Fui emagrecendo mais, e mais, e mais - mas para mim não era ainda o suficiente.

Olhava-me ao espelho e pensava - só mais um bocadinho e está bom. Só que por mais bocadinhos que emagrecesse, havia sempre algum que ainda faltava.

Mesmo quando todos à minha volta afirmavam que eu estava demasiado magra, que tinha um corpo bem feito e estava a estragar tudo, eu permanecia cega e surda. E assim passei dos meus 57,5kg para uns míseros 43,5kg.

É o comportamento típico de alguém que sofre de anorexia: uma percepção distorcida do próprio corpo que nos leva a achar que, por mais magros que estejamos, continuamos gordos. Há um medo intenso e irracional de ganhar peso, e enveredamos por rígidas dietas loucas e jejuns que nos levam a uma desnutrição grave e, até mesmo, ao envelhecimento prematuro. Muitas vezes aliamos também uma prática excessiva de actividade física.

Mesmo para pessoas que até se podem considerar inteligentes, tanto a opinião dos outros sobre si, como o estereótipo que lhes impõem, de que a magreza é fundamental para o sucesso social e económico, pode ser determinante para despoletar este tipo de comportamento.

Para quem não conhece o problema, é estranho como alguém "normal" pode considerar-se acima do peso, estando muito abaixo.

Felizmente, não me deu para provocar o vómito, nem tomar diuréticos ou usar laxantes. Nunca cheguei a ser internada nem medicada. Também nunca fiz terapia de grupo nem familiar - nessa altura não havia uma preocupação tão grande com este problema como de há uns anos para cá.

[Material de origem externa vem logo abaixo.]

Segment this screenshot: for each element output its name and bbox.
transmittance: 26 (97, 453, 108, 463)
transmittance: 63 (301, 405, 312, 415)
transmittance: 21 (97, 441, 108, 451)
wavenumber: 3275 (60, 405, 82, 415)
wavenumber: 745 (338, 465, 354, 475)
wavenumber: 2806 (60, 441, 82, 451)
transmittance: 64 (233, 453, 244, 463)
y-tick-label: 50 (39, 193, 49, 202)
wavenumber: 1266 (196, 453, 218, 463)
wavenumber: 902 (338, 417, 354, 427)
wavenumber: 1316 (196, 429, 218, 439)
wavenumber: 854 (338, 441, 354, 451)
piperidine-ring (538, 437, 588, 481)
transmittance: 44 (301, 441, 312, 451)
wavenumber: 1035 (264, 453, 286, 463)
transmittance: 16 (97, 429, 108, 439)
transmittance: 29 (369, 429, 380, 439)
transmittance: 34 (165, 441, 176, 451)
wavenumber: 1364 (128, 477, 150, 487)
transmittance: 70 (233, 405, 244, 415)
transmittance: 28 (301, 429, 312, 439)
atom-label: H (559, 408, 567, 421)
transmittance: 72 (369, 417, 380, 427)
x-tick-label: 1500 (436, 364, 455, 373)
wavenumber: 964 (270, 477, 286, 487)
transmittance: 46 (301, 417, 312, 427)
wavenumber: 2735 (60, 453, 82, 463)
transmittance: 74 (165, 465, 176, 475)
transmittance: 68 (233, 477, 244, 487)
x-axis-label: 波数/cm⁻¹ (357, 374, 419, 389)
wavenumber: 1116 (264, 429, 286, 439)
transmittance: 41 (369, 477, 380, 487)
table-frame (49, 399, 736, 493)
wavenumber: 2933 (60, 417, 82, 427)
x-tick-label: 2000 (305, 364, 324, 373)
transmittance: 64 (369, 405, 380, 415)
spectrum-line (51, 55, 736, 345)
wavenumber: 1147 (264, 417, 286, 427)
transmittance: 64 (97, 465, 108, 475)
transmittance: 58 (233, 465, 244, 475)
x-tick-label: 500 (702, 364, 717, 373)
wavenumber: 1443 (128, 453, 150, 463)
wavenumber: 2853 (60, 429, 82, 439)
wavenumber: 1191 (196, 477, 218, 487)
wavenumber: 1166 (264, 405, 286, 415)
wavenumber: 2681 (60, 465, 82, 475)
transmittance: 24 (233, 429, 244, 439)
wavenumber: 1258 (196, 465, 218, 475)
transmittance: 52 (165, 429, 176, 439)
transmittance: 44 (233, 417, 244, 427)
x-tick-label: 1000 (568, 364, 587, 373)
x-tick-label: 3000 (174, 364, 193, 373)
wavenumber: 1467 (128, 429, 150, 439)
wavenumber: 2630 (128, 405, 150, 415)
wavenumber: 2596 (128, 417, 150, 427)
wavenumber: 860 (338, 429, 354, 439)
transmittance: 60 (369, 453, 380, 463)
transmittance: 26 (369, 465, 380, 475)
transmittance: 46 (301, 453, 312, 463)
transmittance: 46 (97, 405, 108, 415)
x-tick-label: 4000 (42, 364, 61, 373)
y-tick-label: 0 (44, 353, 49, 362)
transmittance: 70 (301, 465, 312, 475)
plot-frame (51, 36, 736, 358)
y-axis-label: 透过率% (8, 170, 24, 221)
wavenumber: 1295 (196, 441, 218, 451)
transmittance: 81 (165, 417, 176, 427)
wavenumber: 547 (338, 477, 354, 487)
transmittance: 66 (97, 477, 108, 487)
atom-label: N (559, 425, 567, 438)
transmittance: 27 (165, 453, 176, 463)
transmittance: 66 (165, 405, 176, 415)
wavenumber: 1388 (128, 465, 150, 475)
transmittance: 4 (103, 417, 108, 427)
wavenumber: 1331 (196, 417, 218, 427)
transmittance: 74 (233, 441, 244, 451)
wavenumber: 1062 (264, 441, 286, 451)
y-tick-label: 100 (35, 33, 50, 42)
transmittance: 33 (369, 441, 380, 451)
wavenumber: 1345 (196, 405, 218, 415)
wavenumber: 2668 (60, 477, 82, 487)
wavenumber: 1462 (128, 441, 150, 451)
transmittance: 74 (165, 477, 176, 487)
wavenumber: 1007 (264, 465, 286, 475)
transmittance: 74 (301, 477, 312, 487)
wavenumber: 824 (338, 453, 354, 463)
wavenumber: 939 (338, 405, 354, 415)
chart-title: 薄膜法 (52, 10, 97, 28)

O meu pai tentou muitas vezes chamar-me à razão, alertar-me para o que estava a fazer com a minha saúde. De carne, já quase não havia sinais, a única coisa que se via era pele e osso.

De qualquer forma, pode-se dizer que, apesar de tudo, não fui um caso grave. Ao fim de algum tempo deve ter havido outra luz que voltou a iluminar o caminho certo, e tudo se recompôs.

Cada um nasce com características próprias, aceites de forma inquestionável, até ao dia em que nos lembramos, ou nos lembram, de fazer comparações com outros.
Penso que seja a partir daí que começam a surgir todos aqueles pequenos grandes "defeitos" que nos fazem sentir diferentes, e que queremos à força corrigir.
Não digo que não possamos melhorar algumas coisas que não nos fazem sentir bem, mas não por imposição, não pelos outros.

Claro que, com a maturidade, muita confiança no nosso valor, e a certeza de que não somos apenas um corpo; que não temos que ser de determinada forma para sermos aceites por esta ou aquela pessoa, conseguimos viver sem os fantasmas que muitas vezes nos impedem de sermos nós próprios, e de nos sentirmos bem, com tudo aquilo que nos torna únicos!